An oppressive to-do list can make getting out of bed feel like slavery. Sure, you’d be fine with one big stinking harry task. But 5 tasks, with varying deadlines, 2 for your job, 1 for your side business, 1 with personal finances, another for your son or daughter.
There’s two responses to this predicament:
1. The Typical Human Response.
2. The Corporate Athlete Response
The typical human response is to procrastinate for as long as possible and then sprint to complete only the tasks with urgent deadlines and putting off the not-so-urgent-but-most-important-for-your-future tasks for later. Unfortunately later never happens and most of these end up in the trash heap.
Then the typical human responds in this order of operations:
1. Give up on goals and go back to day-today existence until an external event renews your future aspirations.
2. Start again and quickly wish you could hire other people to do these things for you.
3. Dial up the discipline to wake up earlier, get shit done, and make enough money to hire said people.
The problem is, this doesn’t work. Because your motivation is coming from self-loathing instead of self-love. Because there’s no guarantee that the people you hire will do what you want them to do in the timespan you want them to do it. And because sprinting straight out of bed leads to exhaustion and eventual burnout.
The dirty little secret is that the more successful you are at completing tasks, the more tasks increase, exponentially. It’s like a hydra.
Now, about the corporate athlete. Let’s start with some definitions.
Corporate is a body of multiple moving parts, whether it be the different parts of ones life or the staff they hire.
Athlete is not just strength, not just speed, not just endurance–it’s someone who has all three and can aim at a target, or multiple moving targets.
The Corporate Athlete knows about burnout, so they handle things differently from the typical human.
Corporate athletes surgically cut through day-to-day tasks, strategize for the future, and train motivated employees to get other tasks done for them. All while staying motivated, rain or shine, sick or healthy, day after day.
Here’s their formula for you to start using: The 3 Ws.
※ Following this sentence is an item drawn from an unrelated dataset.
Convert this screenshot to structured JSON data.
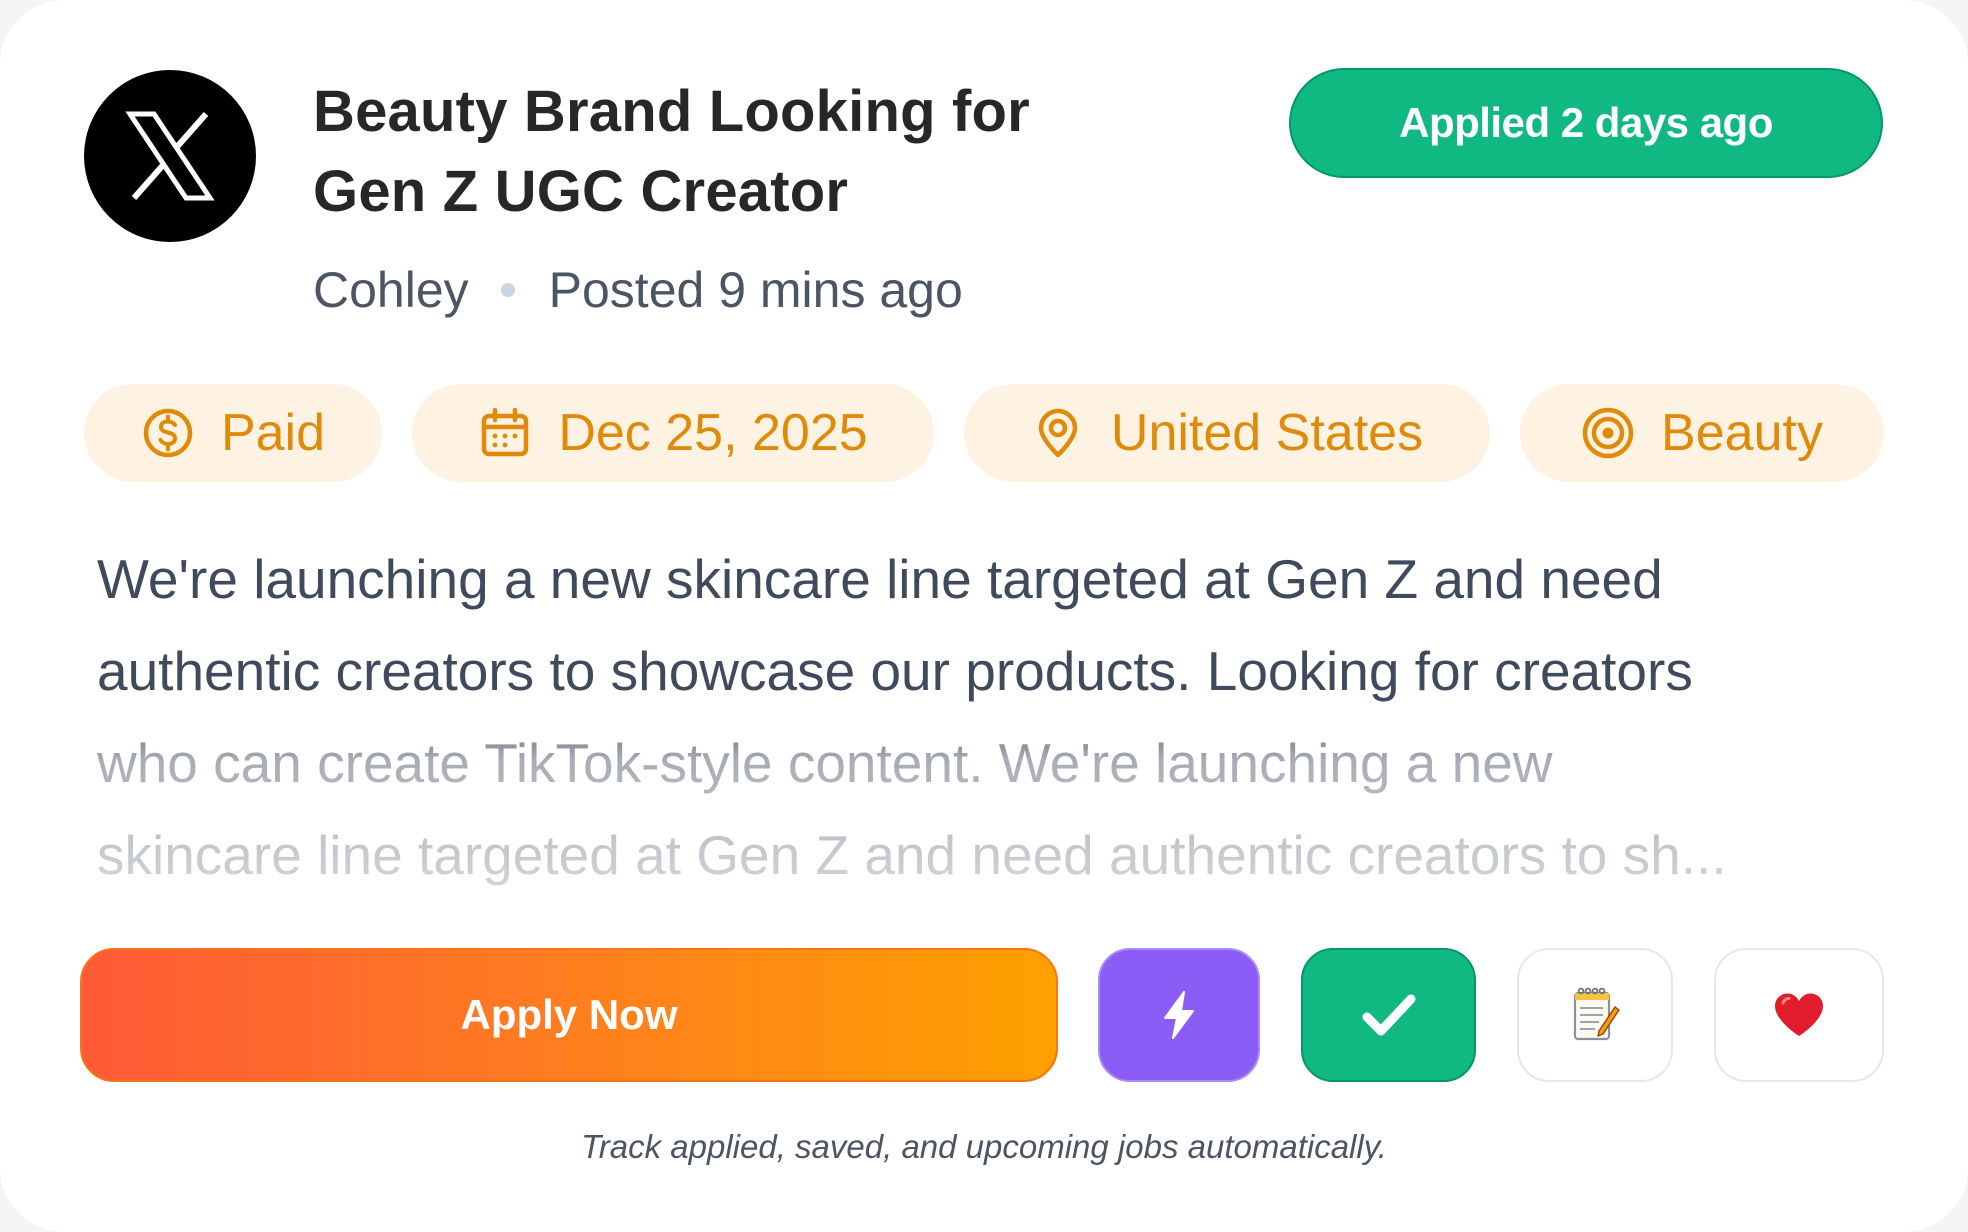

You sit down in front of your To-Do Inbox (I’ll explain “To-Do Inboxes” in a future article) and answer these three questions:
1. Why do I want to do this task?
2. Where do I want to do this task?
3. When do I want to do this task?
This is all about making a choice “what do I want?” to align your motivation and set a realistic plan for you to be able to execute it. Here's an example and elboration to make it more practical:
Patrick's Task: Publish Corporate Athlete Article On My Blog (Started as a ramble in my notes app)
-Why do I want to do this task? It will help the all the people who are currently scrolling and procrastinating when they come across this article. At least 30 people maybe a lot more.
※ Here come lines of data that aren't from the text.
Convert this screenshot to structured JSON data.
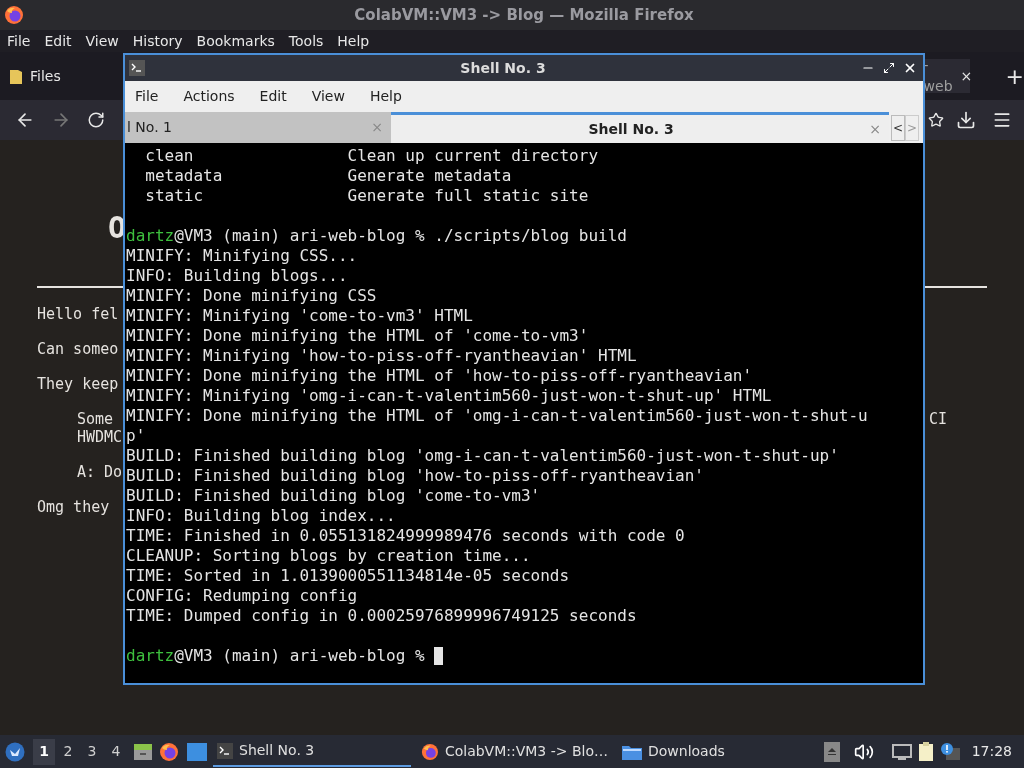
{
  "browser": {
    "title": "ColabVM::VM3 -> Blog — Mozilla Firefox",
    "menu": [
      "File",
      "Edit",
      "View",
      "History",
      "Bookmarks",
      "Tools",
      "Help"
    ],
    "tabs": [
      {
        "label": "Files",
        "selected": false
      },
      {
        "label": "-web",
        "close": "×",
        "selected": true
      }
    ],
    "new_tab": "+",
    "page": {
      "heading": "O",
      "paragraphs": [
        {
          "text": "Hello fel",
          "indent": false
        },
        {
          "text": "Can someo",
          "indent": false
        },
        {
          "text": "They keep",
          "indent": false
        },
        {
          "text": "Some",
          "right": "CI",
          "indent": true
        },
        {
          "text": "HWDMC",
          "indent": true
        },
        {
          "text": "A: Do",
          "indent": true
        },
        {
          "text": "Omg they",
          "indent": false
        }
      ]
    }
  },
  "terminal": {
    "title": "Shell No. 3",
    "menu": [
      "File",
      "Actions",
      "Edit",
      "View",
      "Help"
    ],
    "tabs": [
      {
        "label": "l No. 1",
        "close": "×",
        "selected": false
      },
      {
        "label": "Shell No. 3",
        "close": "×",
        "selected": true
      }
    ],
    "scroll_left": "<",
    "scroll_right": ">",
    "lines": [
      {
        "kind": "output",
        "text": "  clean                Clean up current directory"
      },
      {
        "kind": "output",
        "text": "  metadata             Generate metadata"
      },
      {
        "kind": "output",
        "text": "  static               Generate full static site"
      },
      {
        "kind": "blank"
      },
      {
        "kind": "prompt",
        "user": "dartz",
        "text": "@VM3 (main) ari-web-blog % ./scripts/blog build",
        "cursor": false
      },
      {
        "kind": "output",
        "text": "MINIFY: Minifying CSS..."
      },
      {
        "kind": "output",
        "text": "INFO: Building blogs..."
      },
      {
        "kind": "output",
        "text": "MINIFY: Done minifying CSS"
      },
      {
        "kind": "output",
        "text": "MINIFY: Minifying 'come-to-vm3' HTML"
      },
      {
        "kind": "output",
        "text": "MINIFY: Done minifying the HTML of 'come-to-vm3'"
      },
      {
        "kind": "output",
        "text": "MINIFY: Minifying 'how-to-piss-off-ryantheavian' HTML"
      },
      {
        "kind": "output",
        "text": "MINIFY: Done minifying the HTML of 'how-to-piss-off-ryantheavian'"
      },
      {
        "kind": "output",
        "text": "MINIFY: Minifying 'omg-i-can-t-valentim560-just-won-t-shut-up' HTML"
      },
      {
        "kind": "output",
        "text": "MINIFY: Done minifying the HTML of 'omg-i-can-t-valentim560-just-won-t-shut-u"
      },
      {
        "kind": "output",
        "text": "p'"
      },
      {
        "kind": "output",
        "text": "BUILD: Finished building blog 'omg-i-can-t-valentim560-just-won-t-shut-up'"
      },
      {
        "kind": "output",
        "text": "BUILD: Finished building blog 'how-to-piss-off-ryantheavian'"
      },
      {
        "kind": "output",
        "text": "BUILD: Finished building blog 'come-to-vm3'"
      },
      {
        "kind": "output",
        "text": "INFO: Building blog index..."
      },
      {
        "kind": "output",
        "text": "TIME: Finished in 0.055131824999989476 seconds with code 0"
      },
      {
        "kind": "output",
        "text": "CLEANUP: Sorting blogs by creation time..."
      },
      {
        "kind": "output",
        "text": "TIME: Sorted in 1.0139000551134814e-05 seconds"
      },
      {
        "kind": "output",
        "text": "CONFIG: Redumping config"
      },
      {
        "kind": "output",
        "text": "TIME: Dumped config in 0.00025976899996749125 seconds"
      },
      {
        "kind": "blank"
      },
      {
        "kind": "prompt",
        "user": "dartz",
        "text": "@VM3 (main) ari-web-blog % ",
        "cursor": true
      }
    ]
  },
  "taskbar": {
    "workspaces": [
      {
        "label": "1",
        "selected": true
      },
      {
        "label": "2",
        "selected": false
      },
      {
        "label": "3",
        "selected": false
      },
      {
        "label": "4",
        "selected": false
      }
    ],
    "tasks": [
      {
        "label": "Shell No. 3",
        "kind": "terminal",
        "selected": true
      },
      {
        "label": "ColabVM::VM3 -> Blo…",
        "kind": "browser",
        "selected": false
      },
      {
        "label": "Downloads",
        "kind": "folder",
        "selected": false
      }
    ],
    "clock": "17:28"
  }
}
-Where do I want to put this task? I will put it in a google doc (wrote this initially on my notes app) and save the google doc url to the DYSLR section of my notion dashboard.
-When do I want to do this task? I will complete it after I finish setting up the table in 25 minutes.
Here are some elaborations on each question to make this easier since every task is different.
1. Why do I want to do this Task?
What money will it bring me?
What time will it save me?
Who will it help? How many people?
What future task or project will this afford?
2. Where do I want to do this task (digitally)?
Where will I store the file?
Where will I write this?
Where will I store all the links?
Where will I be able to easily access this one click away?
3. When do I want to do this task (in my calendar)?
Is there an absolute deadline?
Before or after the other thing in my schedule?
How much time will it take?—Is it possible to cut the time in half?
I know what you’re thinking. This is worse than your actual to-do list. Your 3 tasks just became 9 tasks.
Yes, but no. Think of the Abraham Lincoln quote: “Give me six hours to chop down a tree and I will spend the first four sharpening the axe.”
Not only does sharpening the axe make the actual tree chopping go quicker, but more importantly, it makes it more enjoyable. Something you want to do and want to return to. It doesn’t take discipline. It feels like play, like exploration, like a journey toward a destination.
Like I said, there’s isn’t such thing as getting to the end of a to-do list. The better you get at them, the more they increase.
When you hire others to do tasks for you, it becomes crucial to entice them to want to do the tasks. Yes, money will sit their ass in the seat to do the work. But for them to do their best work on time, you want them to want to do it. Managing people is about answering these 3 W questions for them ahead of time.
In the face of a long complex to-do list the worst thing to do is to rush to the task.
Instead, to review, ask yourself: Why do I want? Where do I want? When do I want?